Из дома вышла Салли. На ней было летнее платье без рукавов, белое, с легким серым оттенком, и такого же цвета сандалии. Я залюбовался ее длинными загорелыми ногами.
— Никак я помешала чтению полного курса лекций доктора Спока? — спросила Салли, улыбнувшись девочкам.
— Па назвал нас гориллами, — пожаловалась Чендлер, перебираясь с моих коленей на материнские.
— Я немного привела дом в порядок, — сообщила Салли, закуривая сигарету.
— Мама, если ты не бросишь курить, то умрешь от рака легких, — обрадовала мать Дженнифер. — Ты захлебнешься своей же кровью. Нам рассказывали об этом на уроке.
— Не пущу тебя больше в школу, — пообещала Салли, выпуская дым.
— Что тебя потянуло прибраться? — поинтересовался я.
— Я же вижу лицо твоей мамочки, когда она к нам приезжает.
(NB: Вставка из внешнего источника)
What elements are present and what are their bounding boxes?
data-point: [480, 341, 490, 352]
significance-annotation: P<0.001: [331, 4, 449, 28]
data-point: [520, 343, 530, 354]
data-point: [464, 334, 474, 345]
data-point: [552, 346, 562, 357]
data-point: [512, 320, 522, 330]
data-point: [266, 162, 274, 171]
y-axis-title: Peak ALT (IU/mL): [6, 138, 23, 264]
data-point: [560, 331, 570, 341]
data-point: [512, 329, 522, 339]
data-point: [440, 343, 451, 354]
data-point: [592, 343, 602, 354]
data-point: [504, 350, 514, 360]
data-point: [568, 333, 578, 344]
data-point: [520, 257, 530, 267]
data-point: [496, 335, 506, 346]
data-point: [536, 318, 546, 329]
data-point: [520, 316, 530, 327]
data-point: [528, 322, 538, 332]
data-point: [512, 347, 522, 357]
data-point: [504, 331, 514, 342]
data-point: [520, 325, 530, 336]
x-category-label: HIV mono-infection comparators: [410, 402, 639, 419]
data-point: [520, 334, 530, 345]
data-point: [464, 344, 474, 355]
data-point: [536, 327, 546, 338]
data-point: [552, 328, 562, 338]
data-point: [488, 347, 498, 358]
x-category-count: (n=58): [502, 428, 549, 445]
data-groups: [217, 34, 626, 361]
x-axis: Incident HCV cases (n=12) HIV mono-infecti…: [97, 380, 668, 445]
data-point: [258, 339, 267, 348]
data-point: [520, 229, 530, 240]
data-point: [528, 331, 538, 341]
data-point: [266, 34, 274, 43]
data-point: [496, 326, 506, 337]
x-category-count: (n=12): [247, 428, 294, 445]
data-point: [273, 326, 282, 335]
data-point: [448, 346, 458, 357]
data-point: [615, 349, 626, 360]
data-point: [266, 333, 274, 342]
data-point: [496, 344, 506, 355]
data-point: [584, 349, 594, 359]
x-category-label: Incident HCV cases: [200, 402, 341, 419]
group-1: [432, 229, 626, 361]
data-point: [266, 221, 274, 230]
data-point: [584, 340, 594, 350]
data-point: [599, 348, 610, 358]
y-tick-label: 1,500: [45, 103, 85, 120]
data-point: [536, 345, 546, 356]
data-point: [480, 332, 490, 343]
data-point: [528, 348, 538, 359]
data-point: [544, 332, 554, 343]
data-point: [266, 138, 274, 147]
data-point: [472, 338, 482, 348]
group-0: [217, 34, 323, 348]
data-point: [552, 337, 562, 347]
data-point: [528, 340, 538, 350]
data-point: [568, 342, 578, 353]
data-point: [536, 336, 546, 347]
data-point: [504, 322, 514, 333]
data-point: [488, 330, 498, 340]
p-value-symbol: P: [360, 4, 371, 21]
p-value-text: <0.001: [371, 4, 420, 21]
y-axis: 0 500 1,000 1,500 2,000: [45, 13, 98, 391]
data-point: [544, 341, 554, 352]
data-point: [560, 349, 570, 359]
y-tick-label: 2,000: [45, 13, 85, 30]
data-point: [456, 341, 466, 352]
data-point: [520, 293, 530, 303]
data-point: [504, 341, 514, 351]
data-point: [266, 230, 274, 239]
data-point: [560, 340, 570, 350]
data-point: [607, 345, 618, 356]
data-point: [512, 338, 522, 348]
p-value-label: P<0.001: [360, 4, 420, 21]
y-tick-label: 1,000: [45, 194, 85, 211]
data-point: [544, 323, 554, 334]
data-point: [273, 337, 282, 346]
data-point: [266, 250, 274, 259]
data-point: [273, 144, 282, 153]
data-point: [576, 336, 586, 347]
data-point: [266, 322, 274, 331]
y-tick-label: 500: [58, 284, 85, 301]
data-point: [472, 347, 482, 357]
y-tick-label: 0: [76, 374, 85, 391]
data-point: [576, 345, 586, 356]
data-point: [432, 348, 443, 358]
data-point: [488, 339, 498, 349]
Не дай бог застанет развал на кухне — еще потащит девочек на прививки от тифа.
— Просто ей завидно, что ты врач, а ее успехи закончились в третьем классе школы, где она победила в состязании по орфографии[9].
— Том, ты слишком жесток к матери, — упрекнула меня Салли, наматывая на палец пряди волос Чендлер. — Она пытается вновь стать хорошей матерью и делает это, как умеет.
— Па, почему ты не любишь бабушку? — осведомилась Дженнифер.
— Кто тебе сказал, что я не люблю бабушку?
— Тогда почему, когда она звонит, ты всегда кричишь: «Меня нет дома»? — подлила масла в огонь Люси.
— Дорогая, это просто защитная реакция. Знаешь, как раздувается рыба-шар, когда чует опасность? Так и я, когда бабушка звонит, раздуваюсь и кричу, что меня нет дома. И все бы обходилось, если бы мама меня не выдавала.
— Папа, зачем ты скрываешься от бабушки? — допытывалась Чендлер.
— Потому что если я дома, мне приходится с ней общаться. И разговоры эти напоминают мне время, когда я был мальчишкой. Ненавижу свое детство. Уж лучше быть рыбой-шаром.
— Значит, когда мы вырастем и ты нам будешь звонить, мы тоже должны кричать: «Меня нет дома»? — заключила Люси.
— Конечно, — согласился я, вкладывая в свой ответ больше эмоций, чем мне бы хотелось. — Потому что мои вопросы будут портить вам настроение. Каково вам будет слушать: «Дорогая, ну когда же ты наконец выберешься ко мне?» Или: «Солнце мое, я что-то сделал не так?» Или я начну хныкать: «В минувший четверг у меня был день рождения». Дальше больше: «На следующий вторник мне назначена операция по пересадке сердца. Тебя, конечно, это не волнует». А хотите услышать что-нибудь вроде: «Ты хотя бы могла прийти обтереть пыль с моего аппарата искусственного дыхания»? Знаете, девочки, когда вы вырастете и уйдете, у меня останется единственное занятие — поддерживать в вас чувство вины. И пытаться разрушить ваши жизни.